Danıştay 4. Daire Başkanlığı         2018/4435 E.  ,  2022/1289 K.

    "İçtihat Metni"

    T.C.
    D A N I Ş T A Y
    DÖRDÜNCÜ DAİRE
    Esas No : 2018/4435
    Karar No : 2022/1289

    TEMYİZ EDEN (DAVACI) : ...Enerji Anonim Şirketi
    (Eski Ünvanı: ...Petrol Ofisi Holding Anonim Şirketi)
    VEKİLİ : Av. ...- Av. ...

    KARŞI TARAF (DAVALI) : ...Vergi Dairesi Başkanlığı
    (...Vergi Dairesi Müdürlüğü)
    VEKİLİ : Av. ...

    İSTEMİN KONUSU : ...Bölge İdare Mahkemesi .... Vergi Dava Dairesinin ...tarih ve E:..., K:...sayılı kararının temyizen incelenerek bozulması istenilmektedir.
    YARGILAMA SÜRECİ :
    Dava konusu istem: Davacı şirket tarafından örtülü sermayeye isabet eden faiz tutarı üzerinden hesaplanarak ihtirazi kayıtla verilen 2016/1 dönemi katma değer vergisi beyannamesinde ihtirazi kaydın kabul edilmemesi suretiyle 2016/280 sayılı tahakkuk fişi ile tahakkuk ettirilen 1.748.954,51 TL tutarındaki katma değer vergisinin iptali ile fazladan tahakkuk ettirilen 1.748.954,51 TL tutarındaki katma değer vergisinin Vergi Usul Kanunu'nun 112/4 maddesine göre hesaplanacak faiziyle birlikte iadesi istenilmiştir.
    İlk Derece Mahkemesi kararının özeti: .... Vergi Mahkemesince verilen ...tarih ve E:..., K:...sayılı kararda; bir hesap dönemi içinde şirketin öz sermayesinin üç katını aşan borçlanmaların örtülü sermaye "sayılması", 2006 yılının başında yürürlüğe giren Kurumlar Vergisi Kanunu vergi matrahının aşınmasını önleyici tedbir niteliğinde bir düzenlemedir.
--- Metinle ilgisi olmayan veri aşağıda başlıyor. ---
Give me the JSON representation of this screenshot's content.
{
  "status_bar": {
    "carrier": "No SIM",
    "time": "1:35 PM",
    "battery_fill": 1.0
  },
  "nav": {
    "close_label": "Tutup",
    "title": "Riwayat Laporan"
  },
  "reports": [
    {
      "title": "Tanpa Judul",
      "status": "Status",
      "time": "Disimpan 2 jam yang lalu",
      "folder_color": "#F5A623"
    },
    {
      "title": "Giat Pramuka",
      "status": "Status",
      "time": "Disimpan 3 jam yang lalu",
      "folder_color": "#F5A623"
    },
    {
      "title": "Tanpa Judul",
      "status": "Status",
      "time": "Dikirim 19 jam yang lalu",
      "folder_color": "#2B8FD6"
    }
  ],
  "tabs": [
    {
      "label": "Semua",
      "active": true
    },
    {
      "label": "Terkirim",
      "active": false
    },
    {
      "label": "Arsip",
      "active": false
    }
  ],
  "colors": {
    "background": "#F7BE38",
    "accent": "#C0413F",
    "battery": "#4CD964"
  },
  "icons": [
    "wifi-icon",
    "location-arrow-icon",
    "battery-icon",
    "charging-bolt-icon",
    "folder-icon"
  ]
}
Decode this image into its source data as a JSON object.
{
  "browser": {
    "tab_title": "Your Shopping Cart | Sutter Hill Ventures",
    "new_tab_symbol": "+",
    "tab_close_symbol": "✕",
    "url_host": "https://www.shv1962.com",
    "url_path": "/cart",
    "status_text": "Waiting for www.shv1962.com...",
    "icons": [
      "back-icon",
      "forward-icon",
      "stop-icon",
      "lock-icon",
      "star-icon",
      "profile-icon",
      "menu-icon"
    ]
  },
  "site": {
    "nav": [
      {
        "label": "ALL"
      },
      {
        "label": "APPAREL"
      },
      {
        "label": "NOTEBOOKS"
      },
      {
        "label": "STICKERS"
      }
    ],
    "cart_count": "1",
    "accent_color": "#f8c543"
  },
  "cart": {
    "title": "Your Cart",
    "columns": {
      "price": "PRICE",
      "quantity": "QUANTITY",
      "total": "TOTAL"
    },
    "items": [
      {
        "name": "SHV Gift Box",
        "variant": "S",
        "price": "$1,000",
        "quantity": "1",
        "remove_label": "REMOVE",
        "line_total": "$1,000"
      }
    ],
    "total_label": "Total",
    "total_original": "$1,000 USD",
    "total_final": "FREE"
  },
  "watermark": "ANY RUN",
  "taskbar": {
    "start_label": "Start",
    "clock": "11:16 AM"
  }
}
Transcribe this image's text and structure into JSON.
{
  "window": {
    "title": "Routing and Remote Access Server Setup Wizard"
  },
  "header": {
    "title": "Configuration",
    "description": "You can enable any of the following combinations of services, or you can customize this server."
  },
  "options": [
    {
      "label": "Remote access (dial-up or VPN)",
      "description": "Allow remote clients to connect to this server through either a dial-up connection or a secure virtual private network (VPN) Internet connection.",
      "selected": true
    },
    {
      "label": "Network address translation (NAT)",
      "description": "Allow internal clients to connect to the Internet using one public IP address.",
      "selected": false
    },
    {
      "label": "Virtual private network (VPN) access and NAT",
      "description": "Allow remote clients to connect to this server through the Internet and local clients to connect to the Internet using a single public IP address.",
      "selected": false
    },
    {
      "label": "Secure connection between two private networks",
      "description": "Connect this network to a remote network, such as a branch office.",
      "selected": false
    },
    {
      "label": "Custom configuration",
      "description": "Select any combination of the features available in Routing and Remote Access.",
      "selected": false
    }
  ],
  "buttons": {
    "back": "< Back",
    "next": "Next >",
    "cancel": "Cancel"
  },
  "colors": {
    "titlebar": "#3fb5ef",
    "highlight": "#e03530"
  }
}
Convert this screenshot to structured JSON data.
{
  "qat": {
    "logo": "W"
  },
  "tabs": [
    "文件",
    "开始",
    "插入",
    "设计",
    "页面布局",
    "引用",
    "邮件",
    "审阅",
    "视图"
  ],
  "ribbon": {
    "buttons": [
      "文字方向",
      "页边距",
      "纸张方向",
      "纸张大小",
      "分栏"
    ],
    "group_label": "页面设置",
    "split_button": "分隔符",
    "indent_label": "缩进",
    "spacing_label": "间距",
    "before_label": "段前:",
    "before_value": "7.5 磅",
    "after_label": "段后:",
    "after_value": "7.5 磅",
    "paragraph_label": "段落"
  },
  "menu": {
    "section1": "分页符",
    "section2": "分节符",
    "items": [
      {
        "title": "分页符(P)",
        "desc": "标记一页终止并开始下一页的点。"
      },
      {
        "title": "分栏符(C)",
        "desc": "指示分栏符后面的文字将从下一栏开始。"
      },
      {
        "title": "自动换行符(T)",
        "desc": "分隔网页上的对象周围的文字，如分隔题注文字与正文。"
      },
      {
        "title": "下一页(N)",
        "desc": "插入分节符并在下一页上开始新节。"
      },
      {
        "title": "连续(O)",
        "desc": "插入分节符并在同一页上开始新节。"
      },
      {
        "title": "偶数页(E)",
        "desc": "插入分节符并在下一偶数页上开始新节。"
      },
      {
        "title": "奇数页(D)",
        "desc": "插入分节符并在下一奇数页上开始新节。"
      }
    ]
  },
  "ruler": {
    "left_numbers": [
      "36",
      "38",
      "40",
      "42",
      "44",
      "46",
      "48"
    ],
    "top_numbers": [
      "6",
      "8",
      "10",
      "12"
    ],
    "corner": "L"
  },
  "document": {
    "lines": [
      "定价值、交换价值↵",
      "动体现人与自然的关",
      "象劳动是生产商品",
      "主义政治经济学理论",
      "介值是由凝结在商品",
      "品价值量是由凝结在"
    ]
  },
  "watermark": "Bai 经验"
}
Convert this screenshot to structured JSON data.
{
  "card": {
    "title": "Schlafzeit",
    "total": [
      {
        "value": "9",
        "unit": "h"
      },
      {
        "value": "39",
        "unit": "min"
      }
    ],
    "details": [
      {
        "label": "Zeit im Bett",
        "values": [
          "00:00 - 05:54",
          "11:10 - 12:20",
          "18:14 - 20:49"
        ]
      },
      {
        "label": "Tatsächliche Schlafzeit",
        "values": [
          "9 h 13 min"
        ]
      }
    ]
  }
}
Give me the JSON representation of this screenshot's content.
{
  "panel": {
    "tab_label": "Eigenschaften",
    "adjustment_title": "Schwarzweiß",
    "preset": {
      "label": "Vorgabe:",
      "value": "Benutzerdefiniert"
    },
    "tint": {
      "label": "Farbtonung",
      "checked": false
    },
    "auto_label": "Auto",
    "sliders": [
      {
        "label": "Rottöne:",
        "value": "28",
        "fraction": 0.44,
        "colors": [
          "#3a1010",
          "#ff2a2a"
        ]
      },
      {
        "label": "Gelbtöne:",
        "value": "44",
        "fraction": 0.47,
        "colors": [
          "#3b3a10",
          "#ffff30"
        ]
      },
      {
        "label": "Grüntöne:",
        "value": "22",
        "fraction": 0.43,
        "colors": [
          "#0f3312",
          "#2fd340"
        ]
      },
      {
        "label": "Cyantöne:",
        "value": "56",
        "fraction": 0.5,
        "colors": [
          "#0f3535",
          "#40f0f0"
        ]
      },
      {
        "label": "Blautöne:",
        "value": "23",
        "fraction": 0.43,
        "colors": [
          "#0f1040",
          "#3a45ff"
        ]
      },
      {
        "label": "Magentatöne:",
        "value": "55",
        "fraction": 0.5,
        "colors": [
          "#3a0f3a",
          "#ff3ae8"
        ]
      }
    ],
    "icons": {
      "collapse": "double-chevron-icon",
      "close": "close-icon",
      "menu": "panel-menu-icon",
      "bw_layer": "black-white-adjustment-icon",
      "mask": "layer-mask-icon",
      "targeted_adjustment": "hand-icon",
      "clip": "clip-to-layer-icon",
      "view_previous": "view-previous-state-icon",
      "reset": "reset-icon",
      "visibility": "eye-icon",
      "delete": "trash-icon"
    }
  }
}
Mükelleflerin örtülü sermaye kapsamında ödedikleri faizlerin kâr payı sayılması Kanun'un açık ifadesi ile sadece gelir ve kurumlar vergisi uygulaması bakımından geçerli olduğu, her ne kadar Katma Değer Vergisi Kanunu 1. maddesinde kâr payı ve iştirak kazançları verginin konusu olarak sayılmasa da kanunda belirtilen söz konusu kâr payının, kurumların doğrudan elde ettikleri başka bir deyişle ticari faaliyetleri sonucunda oluşan kârları olarak kabul edildiği, örtülü sermaye üzerinden ödenen faizler ise 3065 sayılı Kanun'a göre gerçek anlamda kâr payı olmayıp, söz konusu faizlerin Kanun hükmü uyarınca gelir ve kurumlar vergisi yönünden kâr payı sayılacağı, sadece kazanç vergileri için kâr payı olarak isimlendirileceği Kanun lafzından çıkan bir sonuç olduğu, kaldı ki örtülü sermaye üzerinden ödenen faizlerin katma değer vergisi açısından da kar payı olarak nitelendirileceği yönünde Katma Değer Vergisi Kanunu'nda herhangi bir düzenleme bulunmadığı, anılan Kanun uyarınca kar payı ve iştirak kazançları katma değer vergisi konuları arasında yer almamakla birlikte, ana ortak veya ilişkili firmalar arasındaki borç para verme işlemleri, 3065 sayılı Kanun'un 1.maddesinin 1. fıkrasına göre finansman hizmeti niteliğinde olup, finansman temininin, bir hizmet türü olarak katma değer vergisinin konusuna girdiğinde duraksama bulunmadığı, bu durumda, davacının ortağı olduğu şirkete sunulan finansman hizmeti karşılığında elde edilen faiz geliri için yapılan tahakkuklarda hukuka aykırılık bulunmadığı sonucuna varılmıştır. Belirtilen gerekçelerle davanın reddine karar verilmiştir.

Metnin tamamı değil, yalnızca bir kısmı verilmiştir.